If the comparison is strictly about central excise duty, the shared context uses Rs 9.48 per litre for petrol and Rs 3.56 per litre for diesel as the 2014 baseline. It also highlights that the petrol excise reached a record Rs 32.98 per litre after the May 2020 hikes, with diesel near Rs 31.83 per litre at the peak figures cited. For 2024, a widely cited “current” excise set in the posts is Rs 19.90 per litre for petrol and Rs 15.80 per litre for diesel, described as after rollbacks in 2021 and 2022. If the comparison is about total taxes in the pump price, posts commonly cite about 55 percent for petrol and about 50 percent for diesel, but those figures depend on state VAT and the location used. The Delhi breakup shared online illustrates how excise and VAT together shape the final price, with VAT calculated on a base that includes excise. Readers should also watch for posts that mix peak 2020 excise rates into “current” comparisons, because that is a frequent source of confusion. Separately, the shared context includes a later update stating SAED on petrol was slashed by ₹10 per litre effective March 27, 2026, and also mentions a May 27, 2026 change citing excise at Rs 3 per litre on petrol and Rs 10 per litre on diesel. Those 2026 references are not part of the 2014 versus 2024 comparison, but they show why screenshots from different dates can look contradictory. The safest way to compare is to use a clearly defined date and a clearly defined metric: excise-only or total tax share for a specific city.

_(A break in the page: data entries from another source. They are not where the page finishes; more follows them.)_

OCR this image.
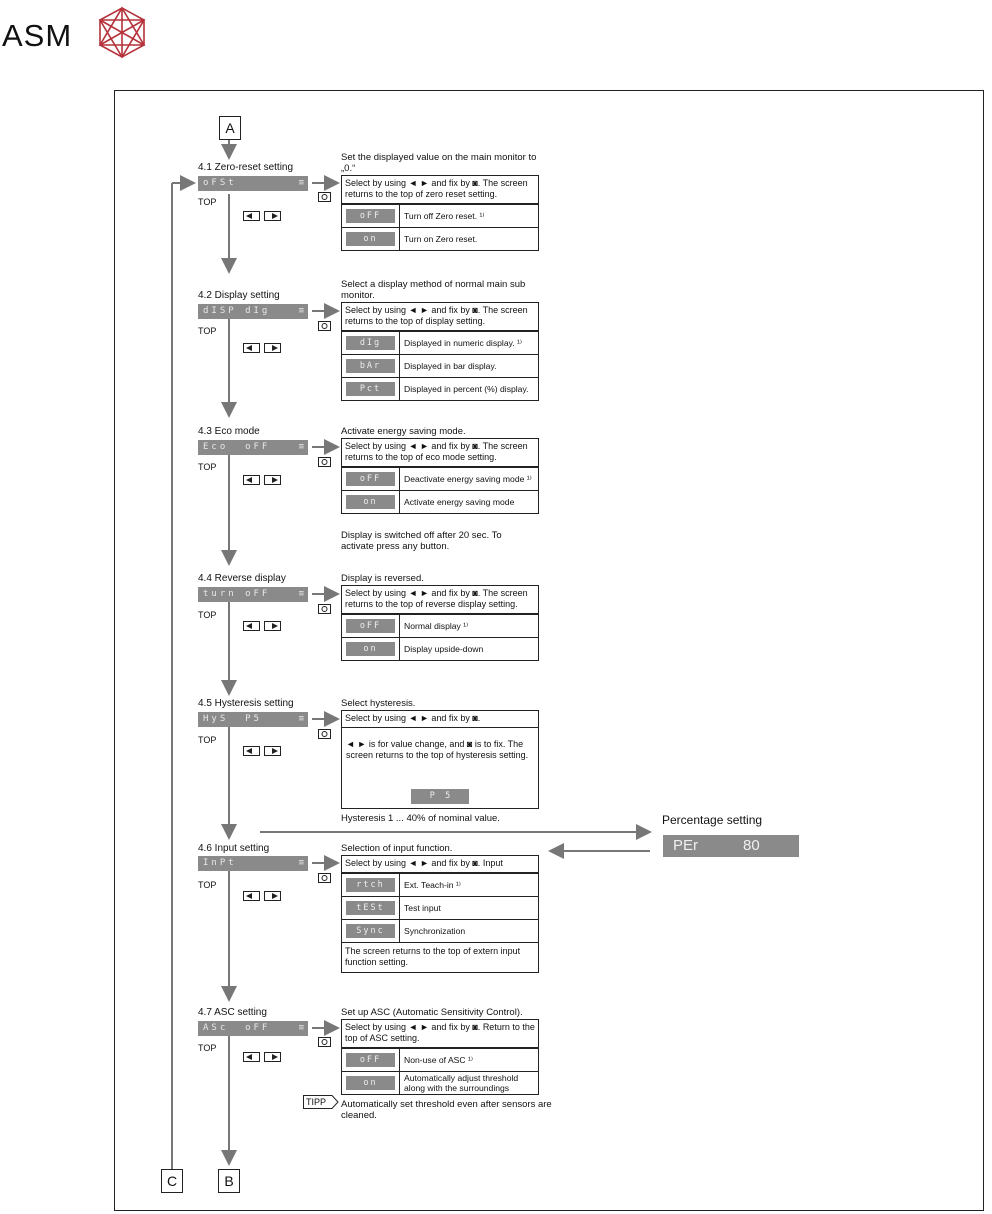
ASM
A
C	B
4.1 Zero-reset setting
oFSt	≡
TOP
Set the displayed value on the main monitor to „0.“
Select by using ◄ ► and fix by ◙. The screen returns to the top of zero reset setting.
oFF	Turn off Zero reset. ¹⁾
on	Turn on Zero reset.
4.2 Display setting
dISP dIg	≡
TOP
Select a display method of normal main sub monitor.
Select by using ◄ ► and fix by ◙. The screen returns to the top of display setting.
dIg	Displayed in numeric display. ¹⁾
bAr	Displayed in bar display.
Pct	Displayed in percent (%) display.
4.3 Eco mode
Eco  oFF	≡
TOP
Activate energy saving mode.
Select by using ◄ ► and fix by ◙. The screen returns to the top of eco mode setting.
oFF	Deactivate energy saving mode ¹⁾
on	Activate energy saving mode
Display is switched off after 20 sec. To activate press any button.
4.4 Reverse display
turn oFF	≡
TOP
Display is reversed.
Select by using ◄ ► and fix by ◙. The screen returns to the top of reverse display setting.
oFF	Normal display ¹⁾
on	Display upside-down
4.5 Hysteresis setting
HyS  P5	≡
TOP
Select hysteresis.
Select by using ◄ ► and fix by ◙.
◄ ► is for value change, and ◙ is to fix. The screen returns to the top of hysteresis setting.
P  5
Hysteresis 1 ... 40% of nominal value.	Percentage setting
PEr	80
4.6 Input setting
InPt	≡
TOP
Selection of input function.
Select by using ◄ ► and fix by ◙. Input
rtch	Ext. Teach-in ¹⁾
tESt	Test input
Sync	Synchronization
The screen returns to the top of extern input function setting.
4.7 ASC setting
ASc  oFF	≡
TOP
Set up ASC (Automatic Sensitivity Control).
Select by using ◄ ► and fix by ◙. Return to the top of ASC setting.
oFF	Non-use of ASC ¹⁾
on	Automatically adjust threshold along with the surroundings
TIPP Automatically set threshold even after sensors are cleaned.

Frequently Asked Questions

Posts cite central excise at Rs 9.48 per litre on petrol and Rs 3.56 per litre on unbranded diesel as of 1 April 2014, also referenced around May 2014.

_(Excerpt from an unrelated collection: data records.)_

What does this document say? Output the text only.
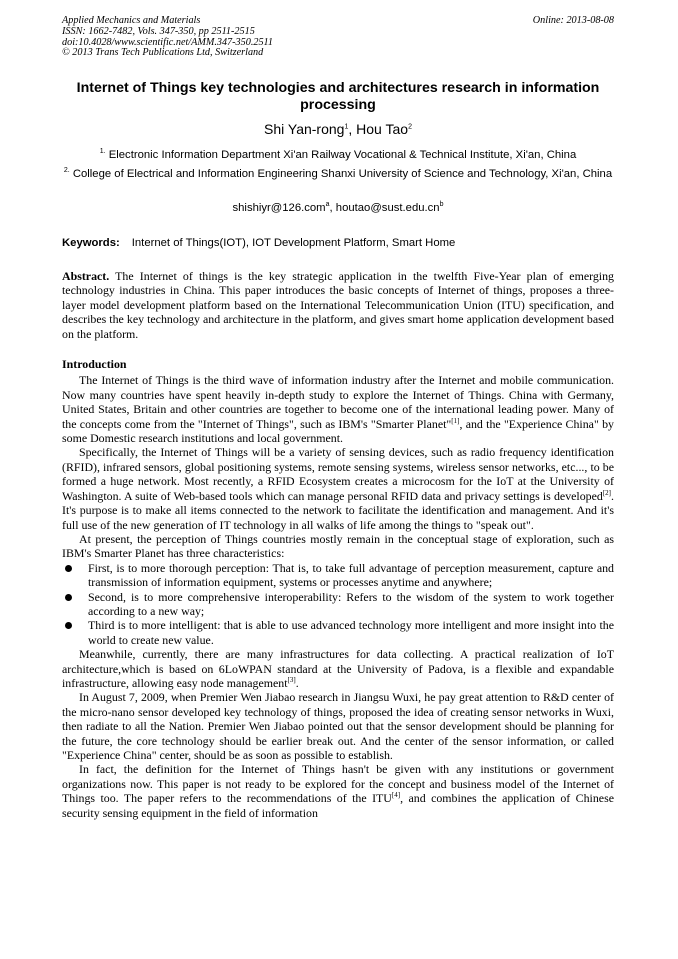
Applied Mechanics and Materials
ISSN: 1662-7482, Vols. 347-350, pp 2511-2515
doi:10.4028/www.scientific.net/AMM.347-350.2511
© 2013 Trans Tech Publications Ltd, Switzerland
Online: 2013-08-08
Internet of Things key technologies and architectures research in information processing
Shi Yan-rong$^1$, Hou Tao$^2$
$^{1.}$ Electronic Information Department Xi'an Railway Vocational & Technical Institute, Xi'an, China
$^{2.}$ College of Electrical and Information Engineering Shanxi University of Science and Technology, Xi'an, China
shishiyr@126.com$^a$, $houtao@sust.edu.cn^b$
Keywords: Internet of Things(IOT), IOT Development Platform, Smart Home

Abstract. The Internet of things is the key strategic application in the twelfth Five-Year plan of emerging technology industries in China. This paper introduces the basic concepts of Internet of things, proposes a three-layer model development platform based on the International Telecommunication Union (ITU) specification, and describes the key technology and architecture in the platform, and gives smart home application development based on the platform.

Introduction

The Internet of Things is the third wave of information industry after the Internet and mobile communication. Now many countries have spent heavily in-depth study to explore the Internet of Things. China with Germany, United States, Britain and other countries are together to become one of the international leading power. Many of the concepts come from the "Internet of Things", such as IBM's "Smarter Planet"[1], and the "Experience China" by some Domestic research institutions and local government.

Specifically, the Internet of Things will be a variety of sensing devices, such as radio frequency identification (RFID), infrared sensors, global positioning systems, remote sensing systems, wireless sensor networks, etc..., to be formed a huge network. Most recently, a RFID Ecosystem creates a microcosm for the IoT at the University of Washington. A suite of Web-based tools which can manage personal RFID data and privacy settings is developed[2]. It's purpose is to make all items connected to the network to facilitate the identification and management. And it's full use of the new generation of IT technology in all walks of life among the things to "speak out".

At present, the perception of Things countries mostly remain in the conceptual stage of exploration, such as IBM's Smarter Planet has three characteristics:

First, is to more thorough perception: That is, to take full advantage of perception measurement, capture and transmission of information equipment, systems or processes anytime and anywhere;
Second, is to more comprehensive interoperability: Refers to the wisdom of the system to work together according to a new way;
Third is to more intelligent: that is able to use advanced technology more intelligent and more insight into the world to create new value.

Meanwhile, currently, there are many infrastructures for data collecting. A practical realization of IoT architecture,which is based on 6LoWPAN standard at the University of Padova, is a flexible and expandable infrastructure, allowing easy node management[3].

In August 7, 2009, when Premier Wen Jiabao research in Jiangsu Wuxi, he pay great attention to R&D center of the micro-nano sensor developed key technology of things, proposed the idea of creating sensor networks in Wuxi, then radiate to all the Nation. Premier Wen Jiabao pointed out that the sensor development should be planning for the future, the core technology should be earlier break out. And the center of the sensor information, or called "Experience China" center, should be as soon as possible to establish.

In fact, the definition for the Internet of Things hasn't be given with any institutions or government organizations now. This paper is not ready to be explored for the concept and business model of the Internet of Things too. The paper refers to the recommendations of the ITU[4], and combines the application of Chinese security sensing equipment in the field of information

The shared context says petrol excise rose to a record Rs 32.98 per litre after the May 6, 2020 hike, with diesel cited around Rs 31.83 at the peak figures shared.
Rs 19.90 (petrol) and Rs 15.80 (diesel) are cited as post-rollback excise levels, while Rs 32.9 and Rs 31.8 are commonly cited peak-period figures that some posts label as current.
No. The shared discussion states petrol and diesel remain outside GST in 2024 and are taxed through central excise, VAT, and other traditional levies.
For 1 May 2024 in Delhi, posts cite petrol at ₹94.72 per litre with excise ₹19.90 and VAT ₹15.39, and diesel at ₹87.62 per litre with excise ₹15.80 and VAT ₹12.82.